Discuss here different C compiler set ups, and compiling executables for the ESP8266

User avatar
By jcmvbkbc
#19042
cal wrote:Maybe I wasn't clear but I applied the same change (without condition) to the esp open sdk version and it just hung up.

I've noticed the hangup part, but absolutely missed the change ):
I'm doing my tests with QEMU gdb stub, it's very predictable.

cal wrote:* the litben issue is fixed.
* "call" seems to have an issue on my stub not continuing properly
* I added angus bt fix and my prologue hack to improve bt

The first is in the mainline already. The second is not in gdb.
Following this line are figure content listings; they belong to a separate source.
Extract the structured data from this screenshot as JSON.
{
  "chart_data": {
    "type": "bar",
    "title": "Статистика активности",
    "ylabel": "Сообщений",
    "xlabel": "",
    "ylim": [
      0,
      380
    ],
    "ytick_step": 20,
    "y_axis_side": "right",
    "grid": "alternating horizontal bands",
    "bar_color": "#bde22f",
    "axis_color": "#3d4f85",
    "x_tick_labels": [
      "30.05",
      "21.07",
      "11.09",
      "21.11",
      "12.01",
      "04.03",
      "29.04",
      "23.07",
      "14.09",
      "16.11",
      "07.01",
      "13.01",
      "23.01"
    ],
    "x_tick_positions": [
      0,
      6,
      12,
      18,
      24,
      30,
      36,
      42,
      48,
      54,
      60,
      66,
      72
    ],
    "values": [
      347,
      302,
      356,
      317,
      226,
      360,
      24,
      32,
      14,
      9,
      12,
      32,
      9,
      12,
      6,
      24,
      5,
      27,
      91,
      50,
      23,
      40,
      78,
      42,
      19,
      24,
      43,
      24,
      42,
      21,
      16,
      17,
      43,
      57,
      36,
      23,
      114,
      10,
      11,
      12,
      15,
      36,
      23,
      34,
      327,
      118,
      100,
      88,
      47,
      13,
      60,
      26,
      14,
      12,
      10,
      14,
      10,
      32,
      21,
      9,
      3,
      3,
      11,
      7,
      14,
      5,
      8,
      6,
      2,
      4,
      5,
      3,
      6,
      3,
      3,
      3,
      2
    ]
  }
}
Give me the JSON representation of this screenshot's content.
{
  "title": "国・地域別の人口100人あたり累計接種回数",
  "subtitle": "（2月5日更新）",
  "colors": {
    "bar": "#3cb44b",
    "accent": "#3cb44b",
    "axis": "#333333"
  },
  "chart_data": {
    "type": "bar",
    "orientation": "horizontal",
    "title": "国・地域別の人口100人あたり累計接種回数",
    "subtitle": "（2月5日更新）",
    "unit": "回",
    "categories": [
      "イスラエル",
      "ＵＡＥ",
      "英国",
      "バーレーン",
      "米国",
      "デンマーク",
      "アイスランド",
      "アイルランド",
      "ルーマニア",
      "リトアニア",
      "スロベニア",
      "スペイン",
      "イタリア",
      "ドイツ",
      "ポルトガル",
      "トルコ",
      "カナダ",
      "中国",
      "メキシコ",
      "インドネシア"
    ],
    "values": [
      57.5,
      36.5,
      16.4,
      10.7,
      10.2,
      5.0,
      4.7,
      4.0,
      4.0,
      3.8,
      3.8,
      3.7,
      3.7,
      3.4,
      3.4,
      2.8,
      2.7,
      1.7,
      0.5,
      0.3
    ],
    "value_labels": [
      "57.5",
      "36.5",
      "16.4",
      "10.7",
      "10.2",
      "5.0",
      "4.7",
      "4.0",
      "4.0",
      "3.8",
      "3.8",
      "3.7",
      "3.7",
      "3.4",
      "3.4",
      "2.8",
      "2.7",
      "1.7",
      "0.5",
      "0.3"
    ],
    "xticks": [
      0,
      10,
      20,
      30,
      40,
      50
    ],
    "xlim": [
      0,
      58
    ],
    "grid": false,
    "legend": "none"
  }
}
Ok, let me take a closer look at the third.
Thanks for your testing and feedback.
User avatar
By cal
#19052 Moin,

I am confused what state the debugger should see after executing

Code: Select allasm("break 0,0");


On IA64 the PC is set after the breakpoint when entering the debugger.
On esp8266 technically the PC (epc) will be set on the breakpoint address.
If I try to imitate the ia64 and automatically increment the PC the backtrace bt does break.

So I see 2 alternatives

* I forgot to adjust some other register(s)
* xtensa is different and will show pc on the breakpoint address in debugger

And if I execute a "continue" then, will the debugger continue AFTER the breakpoint or trigger the breakpoint again?
After the breakpoint would mean an implicit "set $pc += 3" as far as I see.
Will the registers shown in gdb have debugcause/intlevel/excm etc. being set to values of the break
or to values before the break so that the effects of the break are not visible or
only partly visible?

I am confused because I try to implement "call" support and can't see how
to combine that with "break" support.

Cal
User avatar
By jcmvbkbc
#19054
cal wrote:I am confused what state the debugger should see after executing

Code: Select allasm("break 0,0");


On IA64 the PC is set after the breakpoint when entering the debugger.
On esp8266 technically the PC (epc) will be set on the breakpoint address.
If I try to imitate the ia64 and automatically increment the PC the backtrace bt does break.

So I see 2 alternatives

* I forgot to adjust some other register(s)
* xtensa is different and will show pc on the breakpoint address in debugger

And if I execute a "continue" then, will the debugger continue AFTER the breakpoint or trigger the breakpoint again?
After the breakpoint would mean an implicit "set $pc += 3" as far as I see.
Will the registers shown in gdb have debugcause/intlevel/excm etc. being set to values of the break
or to values before the break so that the effects of the break are not visible or
only partly visible?

Debug exception is in all regards just another exception. That means
- epc<debug level> points to break instruction;
- eps<debug level> saves ps state right before break execution.
Debugcause is updated by the break instruction, reflecting that it was break (or break.n) instruction that caused the exception.
If you don't adjust epc<debug level> before returning from handler you'll return back to break and immediately get debug exception again (if eps<debug level> wasn't changed so that cintlevel would be >= debuglevel after return).

Normally an instruction pointed to by epc<debug level> should be analyzed before returning from the debug exception and in case it's break/break.n it should be stepped over.

BTW, did you mean IA64 or x86_64 aka amd64 aka x64? They are significantly different.